"I am afraid not. She was too proud to return to us of her own free will."
"Is she good-looking?"
"No, I think not," said the Sister, a little doubtfully. "She was tall for her age, thin and unformed; she had a brown skin and hair cut short like a boy's. Her eyes were beautiful—large and dark; but she was too pale and awkward-looking to be pretty. When she had a color—oh, then it was a different matter!"
Hubert took away with him a full description of Jane Wood's clothes and probable appearance, and on reaching London went straight to the office of a private detective. To this man he told as much of Jane's story as was necessary, and declared himself ready to spend any reasonable amount of money so long as there was a possibility of finding the lost girl. The detective was not very hopeful of success; the runaway had already had two days' start—enough for a complete change of identity. Probably she had put on boy's clothes and was lurking about the streets of London.
"But she had no money!" Hubert urged.
"She'll get some somehow," the detective answered quietly.
For some days and weeks Hubert lived in a fever of suspense. He had set his heart on finding the girl and sending her back to St. Elizabeth's—or elsewhere. Some kind of home must be secured to her. For the sake of his own peace of mind, he must know that she was safe. He could not forgive Mrs. Rumbold for having been absent in Switzerland when Sister Louisa wrote to her of Jane Wood's flight, and thus being unable to inform him of it immediately. He had an unreasonable conviction that, if he had known at once of Janie's disappearance, he would have succeeded in tracking her. But for this opinion he really had no ground at all.

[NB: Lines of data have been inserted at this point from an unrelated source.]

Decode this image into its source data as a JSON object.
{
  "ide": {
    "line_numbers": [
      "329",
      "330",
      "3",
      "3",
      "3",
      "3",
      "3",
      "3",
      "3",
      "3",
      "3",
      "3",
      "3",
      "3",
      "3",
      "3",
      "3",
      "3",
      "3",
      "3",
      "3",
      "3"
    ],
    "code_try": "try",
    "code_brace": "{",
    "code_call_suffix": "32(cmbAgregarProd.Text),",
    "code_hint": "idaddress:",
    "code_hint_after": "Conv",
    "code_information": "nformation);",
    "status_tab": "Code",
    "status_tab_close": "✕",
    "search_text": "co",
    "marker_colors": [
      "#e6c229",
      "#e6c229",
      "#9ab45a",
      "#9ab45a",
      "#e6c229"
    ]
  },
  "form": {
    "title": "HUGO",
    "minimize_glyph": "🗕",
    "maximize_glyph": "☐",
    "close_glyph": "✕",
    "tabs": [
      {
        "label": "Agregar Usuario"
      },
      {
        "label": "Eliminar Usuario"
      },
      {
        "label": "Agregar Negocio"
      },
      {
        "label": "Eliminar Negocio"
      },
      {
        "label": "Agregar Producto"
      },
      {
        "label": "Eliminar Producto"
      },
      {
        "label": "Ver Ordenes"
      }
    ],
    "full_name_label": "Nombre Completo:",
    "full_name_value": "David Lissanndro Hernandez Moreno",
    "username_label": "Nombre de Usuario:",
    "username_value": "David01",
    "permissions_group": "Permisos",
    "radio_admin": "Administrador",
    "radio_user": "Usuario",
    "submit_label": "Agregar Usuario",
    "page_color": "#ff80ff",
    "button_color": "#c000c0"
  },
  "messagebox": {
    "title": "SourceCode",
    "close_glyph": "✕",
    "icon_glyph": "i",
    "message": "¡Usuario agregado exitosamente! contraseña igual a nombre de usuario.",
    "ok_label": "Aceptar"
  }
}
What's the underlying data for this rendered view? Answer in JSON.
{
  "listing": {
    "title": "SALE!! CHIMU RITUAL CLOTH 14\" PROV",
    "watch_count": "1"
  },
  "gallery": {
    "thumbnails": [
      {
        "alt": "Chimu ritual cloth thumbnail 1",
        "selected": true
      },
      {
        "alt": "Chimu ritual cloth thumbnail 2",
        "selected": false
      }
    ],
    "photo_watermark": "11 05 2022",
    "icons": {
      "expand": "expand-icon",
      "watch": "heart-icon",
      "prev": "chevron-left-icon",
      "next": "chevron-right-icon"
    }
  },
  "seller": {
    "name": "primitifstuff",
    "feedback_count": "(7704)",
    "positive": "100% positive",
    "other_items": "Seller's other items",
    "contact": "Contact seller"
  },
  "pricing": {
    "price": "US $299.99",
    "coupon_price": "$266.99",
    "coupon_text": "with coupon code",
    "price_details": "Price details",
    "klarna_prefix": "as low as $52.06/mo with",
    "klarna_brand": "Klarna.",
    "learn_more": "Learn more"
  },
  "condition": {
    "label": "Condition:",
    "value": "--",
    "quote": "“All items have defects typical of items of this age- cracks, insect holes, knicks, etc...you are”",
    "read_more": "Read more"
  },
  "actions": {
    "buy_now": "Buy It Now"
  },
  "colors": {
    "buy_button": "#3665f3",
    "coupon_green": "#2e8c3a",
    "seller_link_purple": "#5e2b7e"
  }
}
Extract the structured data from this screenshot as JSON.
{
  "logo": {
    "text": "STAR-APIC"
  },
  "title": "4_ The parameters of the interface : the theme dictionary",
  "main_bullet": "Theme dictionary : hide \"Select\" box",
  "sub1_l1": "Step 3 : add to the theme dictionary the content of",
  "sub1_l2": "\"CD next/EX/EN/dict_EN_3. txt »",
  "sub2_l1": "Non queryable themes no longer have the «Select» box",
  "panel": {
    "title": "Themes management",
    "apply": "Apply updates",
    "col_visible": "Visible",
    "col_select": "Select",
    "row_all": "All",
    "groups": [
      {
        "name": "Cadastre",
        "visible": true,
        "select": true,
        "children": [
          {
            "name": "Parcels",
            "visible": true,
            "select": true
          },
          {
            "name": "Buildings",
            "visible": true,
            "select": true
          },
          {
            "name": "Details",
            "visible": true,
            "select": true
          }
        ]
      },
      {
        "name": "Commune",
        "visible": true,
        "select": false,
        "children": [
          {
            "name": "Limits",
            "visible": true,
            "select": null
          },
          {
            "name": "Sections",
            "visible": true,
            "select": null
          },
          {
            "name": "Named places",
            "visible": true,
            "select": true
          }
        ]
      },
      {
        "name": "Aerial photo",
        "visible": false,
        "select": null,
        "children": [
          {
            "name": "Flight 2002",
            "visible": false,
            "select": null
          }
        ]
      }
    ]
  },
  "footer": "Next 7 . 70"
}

So days and weeks and months went on, and brought with them the conviction that the girl was lost for ever. Nothing was heard of her either at Winstead or at Beechfield, and Hubert Lepel was obliged at last to acknowledge that all his efforts had been in vain. The girl refused to be benefited any longer; the wild blood in her veins had asserted itself; she was probably leading the outcast life from which he thought that he had rescued her; she had gone down on the tide of poverty and vice and crime which floods the London streets. He shuddered sometimes when he thought of it. He haunted the doors of theatres, the courts and alleys of East London, looking sombrely for a face which he would not have known if he had seen it. He fancied that Andrew Westwood's daughter would bear her history in her eyes—the great dark eyes that he remembered as her sole beauty when she was a child.
It was a mad fancy, born of his desire to atone for a wrong that he had done to an innocent man. The wrong seemed greater than ever when it darkened the life of a weak young girl and tortured the heart of the innocent man's own child.